For instance, the government is reported to be contemplating to freeze power tariffs of Wapda's distribution companies till the general elections next year as part of its political strategy and no proper mechanism has been evolved yet to bridge the widening gap between the income and expenditures of Discos. The Government is, though, very touchy about power outages as this issue could be made a part of opposition's election campaign.
Wapda's distribution companies had sought Rs 4 to Rs 4.5 per unit increase in the tariffs, but NEPRA had allowed only a Rs 2 to Rs 2.25 raise. Overall, a confusing situation is now prevailing in the Ministry of Water and Power and NEPRA, and World Bank is receiving mixed originals over the issue. The World Bank has already asked Pakistan to do away with subsidies to domestic gas consumers.
On 2nd May, President Pervez Musharraf approved a strategy to pass on the benefits of the Rs 200 billion subsidy, provided in the budget, to the common man through the Prime Minister's relief package. The reaction of the World Bank to this policy or inaction would, of course, be unfavourable because subsidies are generally regarded as contrary to sound economic principles. We feel that the Government of Pakistan needs to be very cautious while accepting the loan offer of the World Bank.
If it cannot meet the commitments on the agreed reform agenda items in time due to the coming elections or any other compulsion, it would be better to avoid the loan agreement for the time being.

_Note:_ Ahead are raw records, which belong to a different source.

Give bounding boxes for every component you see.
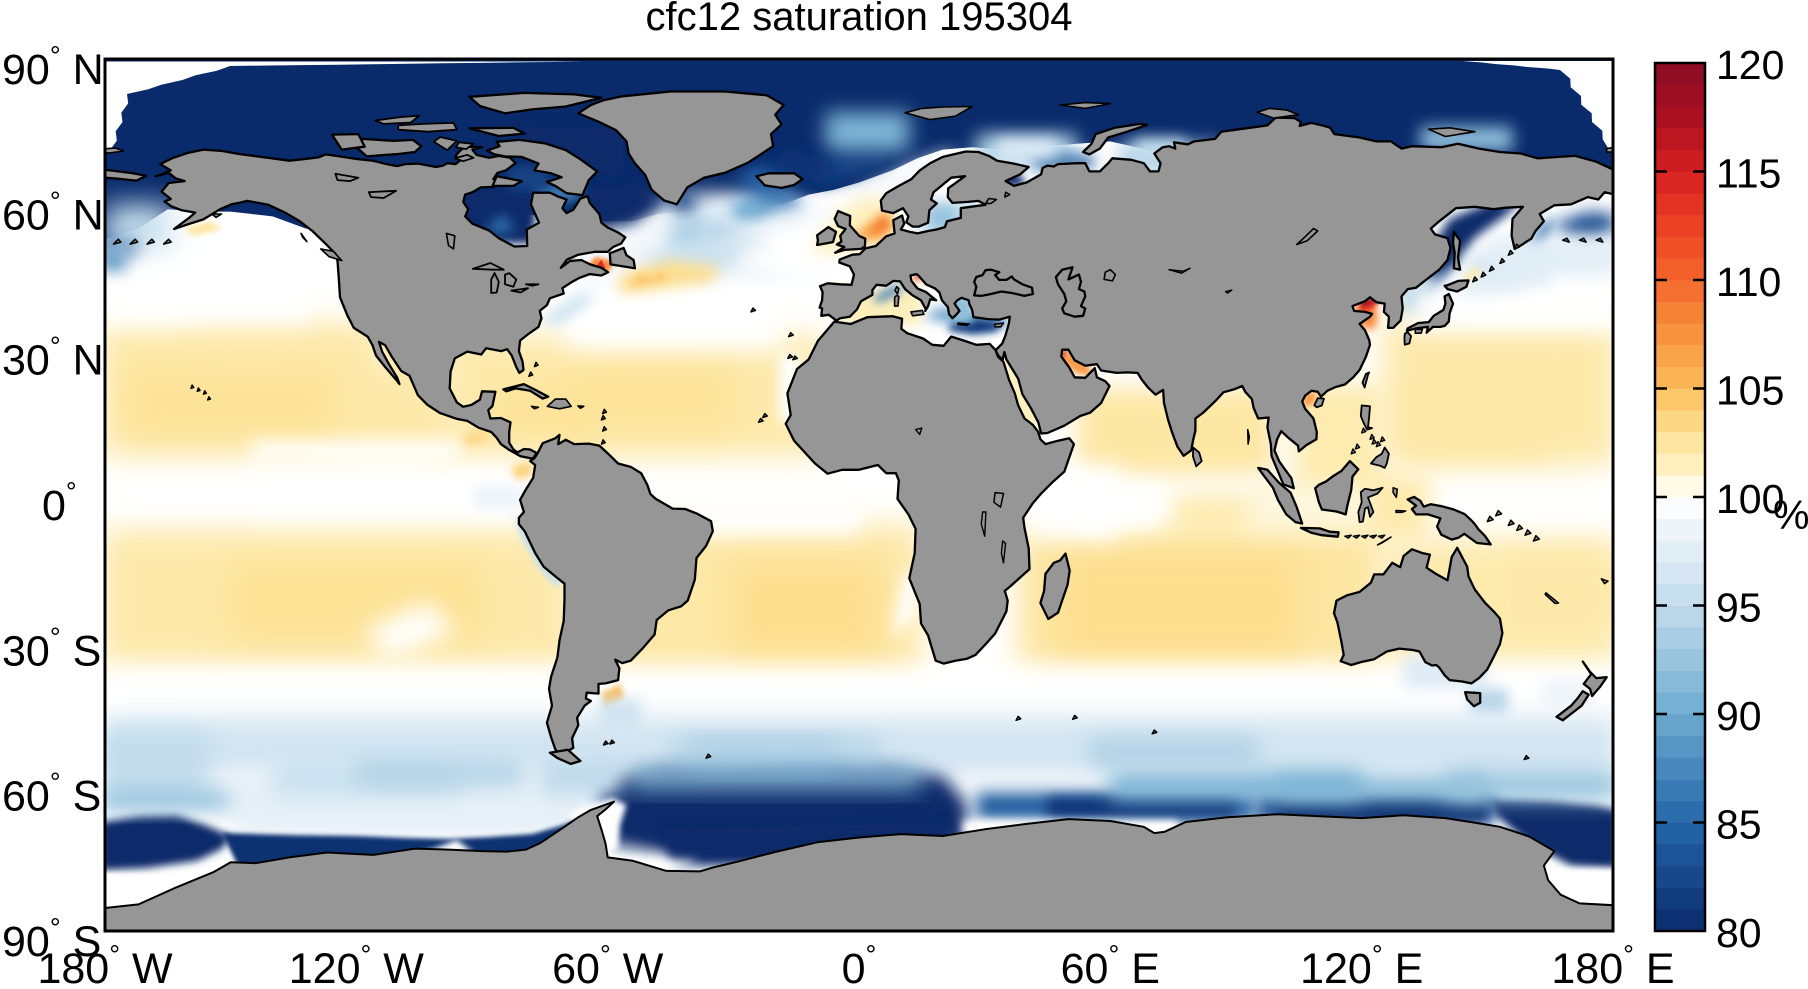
svg-text:105: 105 [1716,368,1784,414]
svg-text:115: 115 [1716,151,1781,197]
svg-text:30° S: 30° S [2,622,101,675]
svg-text:80: 80 [1716,910,1762,956]
svg-text:180° W: 180° W [37,940,173,984]
svg-text:85: 85 [1716,802,1762,848]
svg-text:110: 110 [1716,259,1781,305]
svg-text:120: 120 [1716,42,1784,88]
svg-text:%: % [1773,492,1808,538]
svg-text:30° N: 30° N [2,332,104,385]
svg-text:90° N: 90° N [2,41,104,94]
svg-text:90: 90 [1716,693,1762,739]
svg-text:cfc12 saturation 195304: cfc12 saturation 195304 [646,0,1073,39]
svg-text:95: 95 [1716,585,1762,631]
svg-text:180° E: 180° E [1551,940,1674,984]
svg-text:120° E: 120° E [1300,940,1423,984]
svg-text:100: 100 [1716,476,1784,522]
svg-text:120° W: 120° W [289,940,425,984]
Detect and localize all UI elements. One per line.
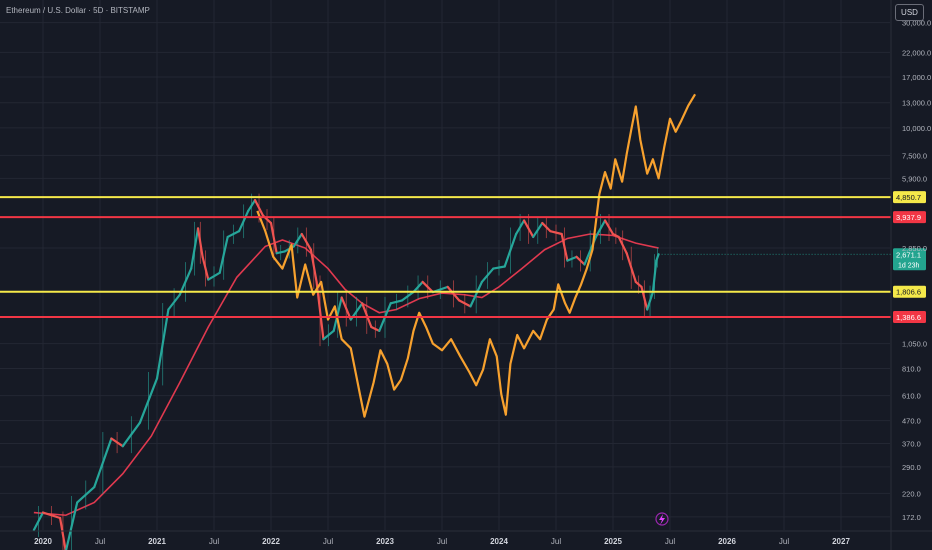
projection-path — [256, 93, 697, 418]
y-tick-label: 1,050.0 — [902, 340, 927, 349]
last-price-box — [893, 248, 926, 271]
moving-average-curve — [33, 233, 659, 517]
x-tick-label: 2021 — [148, 537, 166, 546]
moving-average-line — [33, 233, 659, 517]
x-tick-label: Jul — [551, 537, 561, 546]
y-tick-label: 172.0 — [902, 513, 921, 522]
x-tick-label: Jul — [209, 537, 219, 546]
x-tick-label: Jul — [95, 537, 105, 546]
y-tick-label: 22,000.0 — [902, 48, 931, 57]
x-tick-label: 2020 — [34, 537, 52, 546]
y-tick-label: 7,500.0 — [902, 151, 927, 160]
x-tick-label: 2025 — [604, 537, 622, 546]
level-label-box — [893, 311, 926, 324]
level-label: 1,806.6 — [896, 288, 921, 297]
y-tick-label: 5,900.0 — [902, 174, 927, 183]
level-label-box — [893, 191, 926, 204]
y-tick-label: 470.0 — [902, 417, 921, 426]
y-tick-label: 370.0 — [902, 440, 921, 449]
level-label: 1,386.6 — [896, 313, 921, 322]
y-tick-label: 610.0 — [902, 392, 921, 401]
level-label: 4,850.7 — [896, 193, 921, 202]
x-tick-label: 2024 — [490, 537, 508, 546]
lightning-icon[interactable] — [655, 512, 669, 526]
projection-overlay — [256, 93, 697, 418]
y-tick-label: 30,000.0 — [902, 19, 931, 28]
chart-title: Ethereum / U.S. Dollar · 5D · BITSTAMP — [6, 6, 150, 15]
x-tick-label: 2026 — [718, 537, 736, 546]
y-tick-label: 810.0 — [902, 365, 921, 374]
level-label-box — [893, 211, 926, 224]
y-tick-label: 13,000.0 — [902, 99, 931, 108]
x-tick-label: Jul — [665, 537, 675, 546]
y-tick-label: 2,850.0 — [902, 244, 927, 253]
x-tick-label: 2027 — [832, 537, 850, 546]
currency-button[interactable]: USD — [895, 4, 924, 21]
last-price-countdown: 1d 23h — [898, 262, 920, 269]
horizontal-levels[interactable]: 4,850.7 3,937.9 1,806.6 1,386.6 2,671.1 1d 23… — [0, 191, 926, 324]
level-label: 3,937.9 — [896, 213, 921, 222]
y-tick-label: 10,000.0 — [902, 124, 931, 133]
x-tick-label: 2023 — [376, 537, 394, 546]
grid-lines — [0, 0, 890, 530]
x-tick-label: 2022 — [262, 537, 280, 546]
y-tick-label: 17,000.0 — [902, 73, 931, 82]
y-tick-label: 220.0 — [902, 489, 921, 498]
y-tick-label: 290.0 — [902, 463, 921, 472]
x-tick-label: Jul — [779, 537, 789, 546]
x-tick-label: Jul — [437, 537, 447, 546]
last-price-value: 2,671.1 — [896, 250, 921, 259]
x-tick-label: Jul — [323, 537, 333, 546]
level-label-box — [893, 285, 926, 298]
price-series — [32, 193, 660, 550]
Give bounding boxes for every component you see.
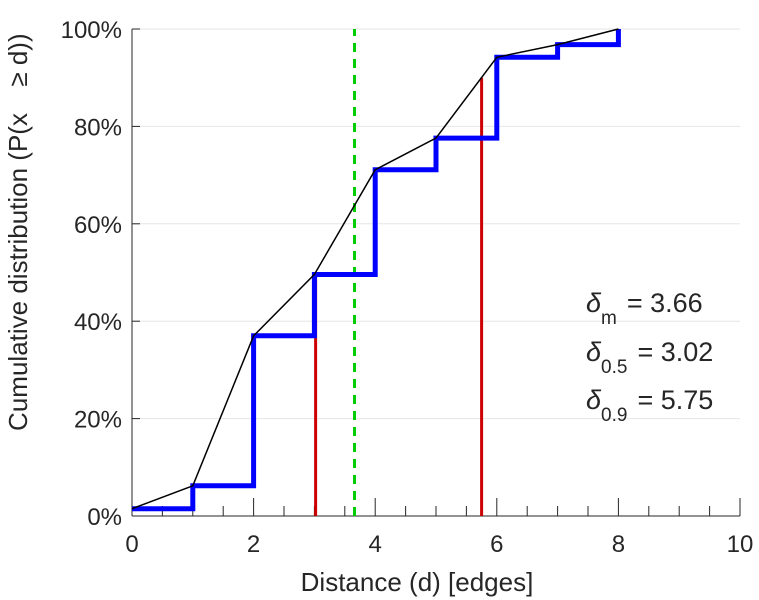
stats-annotation: δm= 3.66 δ0.5= 3.02 δ0.9= 5.75: [586, 288, 713, 426]
x-tick-label: 10: [727, 531, 754, 558]
stat-median-sub: 0.5: [601, 357, 627, 378]
stat-mean-symbol: δ: [586, 288, 602, 318]
stat-median: δ0.5 = 3.02: [586, 337, 713, 378]
y-axis-label-part-2: ≥ d)): [3, 33, 33, 86]
x-axis-label: Distance (d) [edges]: [301, 567, 534, 597]
y-axis-label-group: Cumulative distribution (P(x: [3, 113, 33, 431]
series-line-cdf: [131, 28, 619, 510]
stat-median-symbol: δ: [586, 337, 602, 367]
y-tick-label: 0%: [87, 504, 122, 531]
x-tick-label: 0: [125, 531, 138, 558]
stat-mean-sub: m: [601, 308, 617, 329]
stat-p90-value: = 5.75: [637, 385, 713, 415]
x-tick-label: 8: [612, 531, 625, 558]
y-axis-label-cont: ≥ d)): [3, 33, 33, 86]
y-axis-label-group-2: ≥ d)): [3, 33, 33, 86]
y-tick-label: 60%: [74, 212, 122, 239]
stat-p90: δ0.9 = 5.75: [586, 385, 713, 426]
y-tick-label: 100%: [61, 17, 122, 44]
x-tick-label: 2: [247, 531, 260, 558]
y-tick-label: 20%: [74, 407, 122, 434]
y-axis-label: Cumulative distribution (P(x: [3, 113, 33, 431]
y-tick-label: 80%: [74, 114, 122, 141]
stat-mean: δm = 3.66: [586, 288, 703, 329]
stat-median-value: = 3.02: [637, 337, 713, 367]
y-axis-label-part-1: Cumulative distribution (P(x: [3, 113, 33, 431]
x-tick-label: 6: [490, 531, 503, 558]
x-tick-label: 4: [369, 531, 382, 558]
stat-mean-value: = 3.66: [627, 288, 703, 318]
series-step-cdf: [132, 29, 621, 512]
stat-p90-symbol: δ: [586, 385, 602, 415]
stat-p90-sub: 0.9: [601, 405, 627, 426]
y-tick-label: 40%: [74, 309, 122, 336]
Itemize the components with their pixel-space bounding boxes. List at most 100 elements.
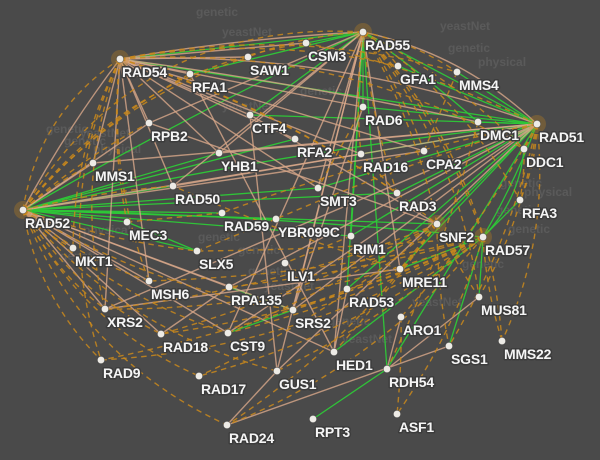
network-edge bbox=[22, 209, 162, 335]
node-label-GUS1: GUS1 bbox=[279, 376, 317, 392]
network-node-MRE11[interactable] bbox=[395, 264, 405, 274]
network-edge bbox=[333, 223, 438, 353]
network-node-RAD51[interactable] bbox=[532, 119, 542, 129]
network-node-CPA2[interactable] bbox=[419, 146, 429, 156]
network-node-RAD57[interactable] bbox=[478, 232, 488, 242]
network-node-RAD52[interactable] bbox=[18, 205, 28, 215]
network-edge bbox=[115, 58, 128, 223]
network-node-GUS1[interactable] bbox=[272, 366, 282, 376]
network-node-RAD17[interactable] bbox=[194, 371, 204, 381]
network-edge bbox=[119, 42, 307, 60]
network-node-XRS2[interactable] bbox=[100, 304, 110, 314]
network-node-DMC1[interactable] bbox=[473, 117, 483, 127]
network-edge bbox=[22, 209, 150, 282]
network-node-RAD6[interactable] bbox=[358, 102, 368, 112]
network-node-SNF2[interactable] bbox=[432, 219, 442, 229]
network-edge bbox=[228, 236, 484, 288]
node-label-RAD53: RAD53 bbox=[349, 294, 394, 310]
network-node-RPT3[interactable] bbox=[308, 414, 318, 424]
network-node-CTF4[interactable] bbox=[245, 110, 255, 120]
network-edge bbox=[198, 236, 484, 377]
node-label-RAD18: RAD18 bbox=[163, 339, 208, 355]
network-node-RPB2[interactable] bbox=[144, 118, 154, 128]
network-node-HED1[interactable] bbox=[329, 347, 339, 357]
network-node-SRS2[interactable] bbox=[288, 305, 298, 315]
node-label-MMS4: MMS4 bbox=[459, 77, 499, 93]
network-edge bbox=[22, 30, 364, 211]
network-edge bbox=[357, 31, 364, 155]
watermark-text: genetic bbox=[448, 41, 490, 55]
network-node-RAD50[interactable] bbox=[168, 181, 178, 191]
watermark-text: yeastNet bbox=[440, 19, 490, 33]
node-label-RFA3: RFA3 bbox=[522, 205, 557, 221]
network-node-SMT3[interactable] bbox=[313, 183, 323, 193]
network-edge bbox=[148, 31, 364, 124]
node-label-YBR099C: YBR099C bbox=[278, 224, 340, 240]
network-edge bbox=[22, 209, 294, 311]
network-edge bbox=[501, 123, 541, 342]
network-node-RAD9[interactable] bbox=[96, 355, 106, 365]
network-edge bbox=[423, 71, 458, 152]
network-node-MMS4[interactable] bbox=[452, 67, 462, 77]
network-edge bbox=[22, 187, 319, 211]
network-edge bbox=[477, 121, 538, 125]
network-node-RAD16[interactable] bbox=[356, 149, 366, 159]
node-label-MKT1: MKT1 bbox=[75, 253, 113, 269]
network-node-RFA2[interactable] bbox=[290, 134, 300, 144]
network-node-RAD3[interactable] bbox=[392, 188, 402, 198]
node-label-RFA1: RFA1 bbox=[192, 79, 227, 95]
network-edge bbox=[172, 31, 364, 187]
network-node-ARO1[interactable] bbox=[396, 312, 406, 322]
network-edge bbox=[312, 368, 388, 420]
node-label-RAD17: RAD17 bbox=[201, 381, 246, 397]
node-label-RIM1: RIM1 bbox=[353, 241, 386, 257]
network-edge bbox=[226, 345, 450, 426]
network-edge bbox=[519, 148, 525, 201]
node-label-RAD57: RAD57 bbox=[485, 242, 530, 258]
network-node-MMS22[interactable] bbox=[497, 336, 507, 346]
network-node-CST9[interactable] bbox=[223, 328, 233, 338]
watermark-text: yeastNet bbox=[222, 99, 272, 113]
network-node-SLX5[interactable] bbox=[192, 246, 202, 256]
network-node-RAD55[interactable] bbox=[358, 27, 368, 37]
network-node-RDH54[interactable] bbox=[382, 364, 392, 374]
network-edge bbox=[22, 209, 230, 288]
network-node-RPA135[interactable] bbox=[224, 282, 234, 292]
network-node-SGS1[interactable] bbox=[444, 341, 454, 351]
network-edge bbox=[104, 223, 438, 310]
network-edge bbox=[119, 44, 458, 73]
node-label-DMC1: DMC1 bbox=[480, 127, 519, 143]
node-label-RAD16: RAD16 bbox=[363, 159, 408, 175]
network-node-RFA3[interactable] bbox=[515, 195, 525, 205]
network-edge bbox=[148, 122, 438, 225]
network-node-DDC1[interactable] bbox=[519, 144, 529, 154]
network-node-RAD53[interactable] bbox=[342, 284, 352, 294]
network-edge bbox=[100, 268, 401, 361]
network-node-RAD59[interactable] bbox=[217, 208, 227, 218]
network-node-YBR099C[interactable] bbox=[271, 214, 281, 224]
network-node-MKT1[interactable] bbox=[68, 243, 78, 253]
network-node-ILV1[interactable] bbox=[280, 258, 290, 268]
network-node-GFA1[interactable] bbox=[393, 61, 403, 71]
network-node-MSH6[interactable] bbox=[144, 276, 154, 286]
network-node-RAD24[interactable] bbox=[222, 420, 232, 430]
network-edge bbox=[22, 209, 228, 426]
network-node-YHB1[interactable] bbox=[214, 148, 224, 158]
network-edge bbox=[482, 236, 503, 342]
network-node-MEC3[interactable] bbox=[122, 217, 132, 227]
network-node-RFA1[interactable] bbox=[185, 69, 195, 79]
network-edge bbox=[22, 31, 364, 211]
network-edge bbox=[22, 150, 425, 211]
network-node-SAW1[interactable] bbox=[243, 52, 253, 62]
network-node-MUS81[interactable] bbox=[474, 292, 484, 302]
network-node-CSM3[interactable] bbox=[301, 38, 311, 48]
network-edge bbox=[72, 58, 121, 249]
network-node-ASF1[interactable] bbox=[392, 409, 402, 419]
network-edge bbox=[22, 185, 174, 211]
network-node-RAD54[interactable] bbox=[115, 54, 125, 64]
network-node-MMS1[interactable] bbox=[88, 158, 98, 168]
network-edge bbox=[362, 31, 388, 370]
network-node-RIM1[interactable] bbox=[346, 231, 356, 241]
network-node-RAD18[interactable] bbox=[156, 329, 166, 339]
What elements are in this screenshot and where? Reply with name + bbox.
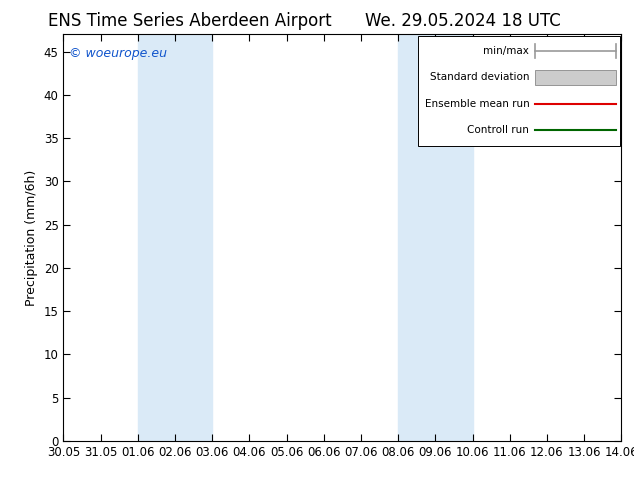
Text: © woeurope.eu: © woeurope.eu: [69, 47, 167, 59]
Bar: [418, 36, 620, 146]
Text: We. 29.05.2024 18 UTC: We. 29.05.2024 18 UTC: [365, 12, 560, 30]
Bar: [535, 70, 616, 85]
Text: ENS Time Series Aberdeen Airport: ENS Time Series Aberdeen Airport: [48, 12, 332, 30]
Bar: [398, 34, 472, 441]
Bar: [138, 34, 212, 441]
Y-axis label: Precipitation (mm/6h): Precipitation (mm/6h): [25, 170, 38, 306]
Text: min/max: min/max: [483, 46, 529, 56]
Text: Controll run: Controll run: [467, 125, 529, 135]
Text: Ensemble mean run: Ensemble mean run: [425, 99, 529, 109]
Text: Standard deviation: Standard deviation: [430, 73, 529, 82]
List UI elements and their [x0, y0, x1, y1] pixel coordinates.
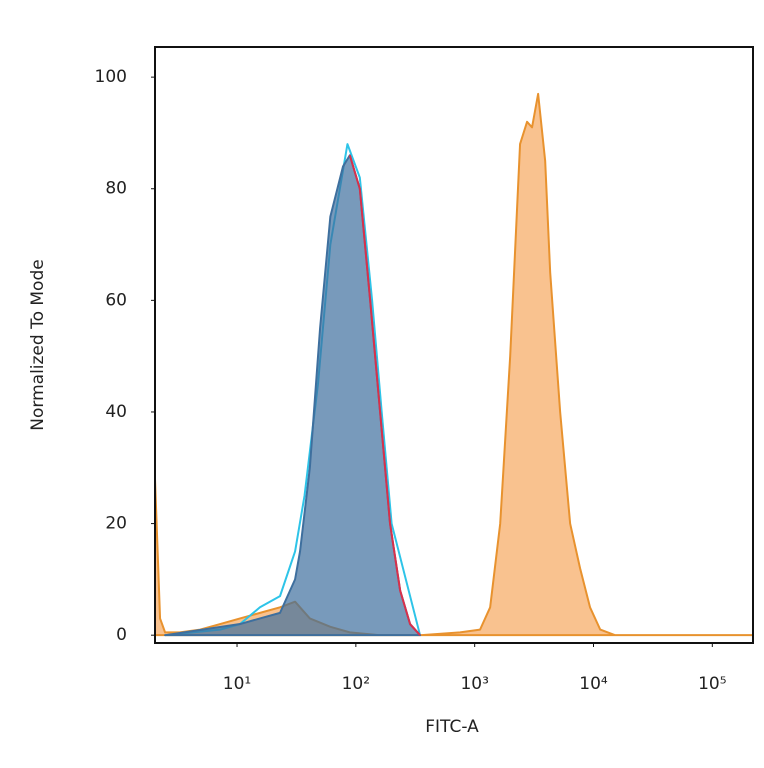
x-axis-label: FITC-A [425, 717, 479, 737]
x-tick-label: 10² [342, 674, 370, 694]
y-tick-label: 80 [105, 179, 127, 199]
plot-frame [154, 46, 754, 644]
x-tick-label: 10³ [460, 674, 488, 694]
y-tick-label: 100 [95, 67, 127, 87]
y-tick-label: 0 [116, 625, 127, 645]
x-tick-label: 10¹ [223, 674, 251, 694]
histogram [164, 154, 422, 637]
y-tick-label: 60 [105, 290, 127, 310]
x-tick-label: 10⁴ [579, 674, 608, 694]
histogram [154, 92, 754, 637]
x-tick-label: 10⁵ [698, 674, 726, 694]
y-axis-label: Normalized To Mode [28, 259, 48, 430]
histogram [348, 154, 421, 636]
y-tick-label: 40 [105, 402, 127, 422]
y-tick-label: 20 [105, 514, 127, 534]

It would be no use coining excuses for non-implementation of the proposed measures later on, and delaying utilisation of the loan amount but still paying commitment charges unnecessarily.
Another aspect which needs to be considered very seriously is the optimum utilization of the World Bank loans. We have seen that a good part of the loans in the past was frittered away with the result that indebtedness of the country continued to rise while no visible impact was made on the lives of ordinary people.
Therefore, the present government needs to ensure that future loans are effectively utilised to enhance productivity of the economy and promote welfare of the people. If this cannot be guaranteed, it would be extremely selfish to add to the debt burden of future generations without giving them much in return.